Use conservation of energy to predict the height the arrow will reach.
What it shows:
When the string of a bow and arrow is pulled from equilibrium, the elastic potential energy in the bow is converted to kinetic energy of the arrow when the string is released. When the arrow reaches the top of its flight, it has zero kinetic energy and the initial elastic potential energy is now gravitational potential energy of the arrow. Using conservation of energy, one can calculate how far the bow string must be pulled back in order for the arrow to reach a certain height (specifically, for the arrow to just touch the ceiling of the lecture hall).
How it works:
For safety purposes, the arrow has a tennis ball glued to its tip. With the bow pointing up and secured to a cart as pictured, weights are hung from the bow string. Measuring the displacement of the bow string as more weights are added shows that the bow obeys Hooke's Law. The graph shows displacement as a function of force. It is a linear relationship for reasonable displacements and the bow's stiffness, or force constant, can be deduced from the slope of the line. Knowing the force constant, one can then calculate how much work is done when the bow string is pulled a certain displacement.
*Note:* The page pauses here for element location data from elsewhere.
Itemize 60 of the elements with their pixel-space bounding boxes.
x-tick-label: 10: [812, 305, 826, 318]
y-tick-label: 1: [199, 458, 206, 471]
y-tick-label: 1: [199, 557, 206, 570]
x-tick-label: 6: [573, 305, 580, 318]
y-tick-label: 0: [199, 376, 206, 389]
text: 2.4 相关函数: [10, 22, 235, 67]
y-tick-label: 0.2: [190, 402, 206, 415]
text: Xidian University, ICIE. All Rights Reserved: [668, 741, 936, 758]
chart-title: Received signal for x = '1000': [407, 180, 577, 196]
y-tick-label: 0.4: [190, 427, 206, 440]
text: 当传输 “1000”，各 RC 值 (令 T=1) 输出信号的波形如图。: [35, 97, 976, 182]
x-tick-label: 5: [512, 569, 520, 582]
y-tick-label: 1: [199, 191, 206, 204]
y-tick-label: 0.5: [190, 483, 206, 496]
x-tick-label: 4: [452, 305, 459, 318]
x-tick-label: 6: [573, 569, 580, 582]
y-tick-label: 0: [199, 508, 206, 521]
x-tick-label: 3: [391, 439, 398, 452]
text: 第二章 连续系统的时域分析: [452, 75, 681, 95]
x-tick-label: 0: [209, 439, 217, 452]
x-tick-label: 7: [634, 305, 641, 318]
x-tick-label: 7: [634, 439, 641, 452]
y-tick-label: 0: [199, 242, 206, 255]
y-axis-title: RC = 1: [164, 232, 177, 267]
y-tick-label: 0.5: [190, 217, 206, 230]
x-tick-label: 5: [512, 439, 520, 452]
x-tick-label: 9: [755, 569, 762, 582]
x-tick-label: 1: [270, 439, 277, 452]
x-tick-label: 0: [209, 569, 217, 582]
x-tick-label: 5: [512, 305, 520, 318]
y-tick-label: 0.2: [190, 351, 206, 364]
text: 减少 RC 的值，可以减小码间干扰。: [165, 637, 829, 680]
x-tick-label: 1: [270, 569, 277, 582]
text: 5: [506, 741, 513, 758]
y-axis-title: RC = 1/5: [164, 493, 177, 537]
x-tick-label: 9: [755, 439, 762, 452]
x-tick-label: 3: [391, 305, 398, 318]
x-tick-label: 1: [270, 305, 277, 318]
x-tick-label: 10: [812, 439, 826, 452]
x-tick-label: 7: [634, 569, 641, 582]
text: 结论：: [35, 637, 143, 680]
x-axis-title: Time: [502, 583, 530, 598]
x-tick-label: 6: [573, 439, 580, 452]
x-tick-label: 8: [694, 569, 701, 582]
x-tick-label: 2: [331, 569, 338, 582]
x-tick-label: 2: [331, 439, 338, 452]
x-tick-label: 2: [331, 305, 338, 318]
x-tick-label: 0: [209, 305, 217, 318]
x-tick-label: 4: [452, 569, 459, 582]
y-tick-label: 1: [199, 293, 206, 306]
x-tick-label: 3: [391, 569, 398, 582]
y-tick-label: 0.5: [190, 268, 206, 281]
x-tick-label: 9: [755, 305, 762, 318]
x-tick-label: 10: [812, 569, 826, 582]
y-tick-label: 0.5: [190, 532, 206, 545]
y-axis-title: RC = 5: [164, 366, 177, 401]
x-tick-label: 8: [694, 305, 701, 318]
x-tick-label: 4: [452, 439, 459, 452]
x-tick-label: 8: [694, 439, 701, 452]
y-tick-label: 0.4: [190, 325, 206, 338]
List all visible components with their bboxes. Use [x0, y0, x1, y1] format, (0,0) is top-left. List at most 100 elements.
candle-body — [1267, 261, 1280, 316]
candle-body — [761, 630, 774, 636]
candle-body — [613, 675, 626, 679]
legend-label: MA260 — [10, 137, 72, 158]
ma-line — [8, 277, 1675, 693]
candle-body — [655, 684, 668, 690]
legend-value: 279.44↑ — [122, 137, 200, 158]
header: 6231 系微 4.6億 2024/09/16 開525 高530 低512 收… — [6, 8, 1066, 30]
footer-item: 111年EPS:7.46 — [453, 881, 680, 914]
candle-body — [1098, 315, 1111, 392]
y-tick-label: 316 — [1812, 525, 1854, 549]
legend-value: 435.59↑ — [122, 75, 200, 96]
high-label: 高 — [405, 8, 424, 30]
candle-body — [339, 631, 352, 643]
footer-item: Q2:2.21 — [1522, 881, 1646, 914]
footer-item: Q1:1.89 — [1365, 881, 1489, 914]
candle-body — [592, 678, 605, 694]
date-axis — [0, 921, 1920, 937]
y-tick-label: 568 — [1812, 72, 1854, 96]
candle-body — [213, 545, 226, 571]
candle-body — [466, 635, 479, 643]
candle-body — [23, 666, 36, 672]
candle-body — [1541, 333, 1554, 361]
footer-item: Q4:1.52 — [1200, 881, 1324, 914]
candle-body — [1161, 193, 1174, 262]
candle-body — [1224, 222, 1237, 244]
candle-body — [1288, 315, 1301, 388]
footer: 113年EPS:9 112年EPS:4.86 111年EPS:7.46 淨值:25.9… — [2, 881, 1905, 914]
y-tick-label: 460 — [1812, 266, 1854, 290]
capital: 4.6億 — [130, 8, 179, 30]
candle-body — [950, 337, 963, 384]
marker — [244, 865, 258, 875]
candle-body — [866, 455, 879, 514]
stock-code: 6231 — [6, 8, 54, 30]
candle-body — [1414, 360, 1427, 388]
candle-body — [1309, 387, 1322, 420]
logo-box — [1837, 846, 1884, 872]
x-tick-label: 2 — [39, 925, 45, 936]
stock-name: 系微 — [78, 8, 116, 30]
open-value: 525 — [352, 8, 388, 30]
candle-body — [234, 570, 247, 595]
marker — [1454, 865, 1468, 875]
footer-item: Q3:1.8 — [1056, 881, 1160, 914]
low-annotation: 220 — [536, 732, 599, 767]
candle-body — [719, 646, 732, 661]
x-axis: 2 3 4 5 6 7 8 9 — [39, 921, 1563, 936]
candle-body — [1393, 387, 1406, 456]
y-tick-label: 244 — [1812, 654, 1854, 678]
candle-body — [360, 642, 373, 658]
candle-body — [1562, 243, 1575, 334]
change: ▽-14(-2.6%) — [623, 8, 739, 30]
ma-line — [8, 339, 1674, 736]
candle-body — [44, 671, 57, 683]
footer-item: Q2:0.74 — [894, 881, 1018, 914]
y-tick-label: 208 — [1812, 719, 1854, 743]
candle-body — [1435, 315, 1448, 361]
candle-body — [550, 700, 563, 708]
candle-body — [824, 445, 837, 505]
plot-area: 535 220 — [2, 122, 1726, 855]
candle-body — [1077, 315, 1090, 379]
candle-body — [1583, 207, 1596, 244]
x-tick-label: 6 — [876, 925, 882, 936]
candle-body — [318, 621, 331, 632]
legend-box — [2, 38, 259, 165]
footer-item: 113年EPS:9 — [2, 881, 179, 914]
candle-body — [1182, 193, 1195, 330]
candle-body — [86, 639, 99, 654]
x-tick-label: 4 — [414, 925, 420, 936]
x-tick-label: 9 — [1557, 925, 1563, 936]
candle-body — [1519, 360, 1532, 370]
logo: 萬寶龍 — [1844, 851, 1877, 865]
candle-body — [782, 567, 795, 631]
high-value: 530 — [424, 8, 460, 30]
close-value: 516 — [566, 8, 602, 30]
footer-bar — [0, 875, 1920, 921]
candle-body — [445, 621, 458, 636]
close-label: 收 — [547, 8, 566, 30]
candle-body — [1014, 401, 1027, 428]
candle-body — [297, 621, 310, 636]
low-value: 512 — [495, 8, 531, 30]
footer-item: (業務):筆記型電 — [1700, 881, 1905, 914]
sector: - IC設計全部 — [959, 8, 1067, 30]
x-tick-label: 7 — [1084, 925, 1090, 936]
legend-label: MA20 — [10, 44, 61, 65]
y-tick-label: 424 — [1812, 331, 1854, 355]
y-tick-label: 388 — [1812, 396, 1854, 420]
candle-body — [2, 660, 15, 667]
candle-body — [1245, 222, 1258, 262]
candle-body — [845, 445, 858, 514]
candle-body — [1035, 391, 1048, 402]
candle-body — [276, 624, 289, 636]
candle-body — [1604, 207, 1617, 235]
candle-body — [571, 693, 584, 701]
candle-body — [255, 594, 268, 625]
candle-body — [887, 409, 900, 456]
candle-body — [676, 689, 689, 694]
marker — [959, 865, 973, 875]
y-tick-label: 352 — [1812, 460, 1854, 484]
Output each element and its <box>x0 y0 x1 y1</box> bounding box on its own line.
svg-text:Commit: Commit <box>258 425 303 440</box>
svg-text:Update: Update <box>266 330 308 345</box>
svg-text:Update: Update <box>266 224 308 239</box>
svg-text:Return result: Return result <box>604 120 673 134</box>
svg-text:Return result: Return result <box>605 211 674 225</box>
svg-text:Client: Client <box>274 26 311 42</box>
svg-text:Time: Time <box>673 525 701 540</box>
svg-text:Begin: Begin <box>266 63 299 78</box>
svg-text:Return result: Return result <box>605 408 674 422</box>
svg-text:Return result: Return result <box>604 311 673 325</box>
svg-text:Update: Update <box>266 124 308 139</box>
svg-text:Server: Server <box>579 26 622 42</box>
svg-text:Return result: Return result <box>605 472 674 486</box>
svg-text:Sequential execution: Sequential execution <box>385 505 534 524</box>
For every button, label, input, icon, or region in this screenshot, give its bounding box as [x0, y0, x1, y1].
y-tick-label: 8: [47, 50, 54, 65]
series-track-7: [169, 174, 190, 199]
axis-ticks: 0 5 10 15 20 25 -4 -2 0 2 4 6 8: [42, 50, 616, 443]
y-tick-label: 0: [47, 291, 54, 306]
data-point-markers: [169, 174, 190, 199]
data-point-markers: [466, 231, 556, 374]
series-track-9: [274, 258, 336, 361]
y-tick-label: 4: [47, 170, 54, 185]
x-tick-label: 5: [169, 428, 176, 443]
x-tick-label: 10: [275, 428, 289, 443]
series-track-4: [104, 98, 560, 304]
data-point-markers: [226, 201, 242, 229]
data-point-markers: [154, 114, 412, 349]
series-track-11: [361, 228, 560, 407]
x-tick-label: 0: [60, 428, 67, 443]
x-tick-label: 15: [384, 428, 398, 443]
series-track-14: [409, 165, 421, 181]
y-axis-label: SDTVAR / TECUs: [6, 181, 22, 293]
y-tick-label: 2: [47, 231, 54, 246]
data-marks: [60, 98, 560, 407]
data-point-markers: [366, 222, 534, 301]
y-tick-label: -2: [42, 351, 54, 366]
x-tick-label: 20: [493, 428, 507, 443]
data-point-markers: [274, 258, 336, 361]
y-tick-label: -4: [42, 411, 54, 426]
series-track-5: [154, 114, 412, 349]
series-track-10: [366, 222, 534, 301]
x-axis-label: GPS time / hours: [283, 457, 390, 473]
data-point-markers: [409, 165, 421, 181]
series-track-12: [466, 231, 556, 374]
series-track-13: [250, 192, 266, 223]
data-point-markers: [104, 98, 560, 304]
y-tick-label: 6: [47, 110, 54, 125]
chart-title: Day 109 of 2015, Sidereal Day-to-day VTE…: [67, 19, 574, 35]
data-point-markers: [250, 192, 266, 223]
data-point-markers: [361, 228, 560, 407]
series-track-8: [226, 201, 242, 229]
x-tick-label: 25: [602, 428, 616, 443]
Alternatively, it's equal to the area under the curve.
Setting it up:
Use the "bow stringer" to string the bow (a 35# recurve York Crest bow of 64" length) with the 60" bowstring. The bow then gets clamped into a special mount made for this experiment. The mount may be attached to one of our demo carts or to the lecture bench. Once its location has been decided upon, one needs to measure (using the HiJacker) the distance from the tip of the arrow to the ceiling.
Having performed all the necessary measurements to determine the arrow's mass, the force constant of the bow, and the height one would like to shoot the arrow (all of which can be done before class if time is an issue), attach the trigger-release to the bow string and pull it back the calculated distance. The arrow is released when the trigger is touched.
Plotting the displacement of the bow string as successive 1 kg weights are added shows the force constant of the bow to be about 500 N/m.
As an example, pulling the bow string back 12.23 cm should propel the 87.57-gram arrow about 4.217 m high to just barely touch the ceiling. And it does!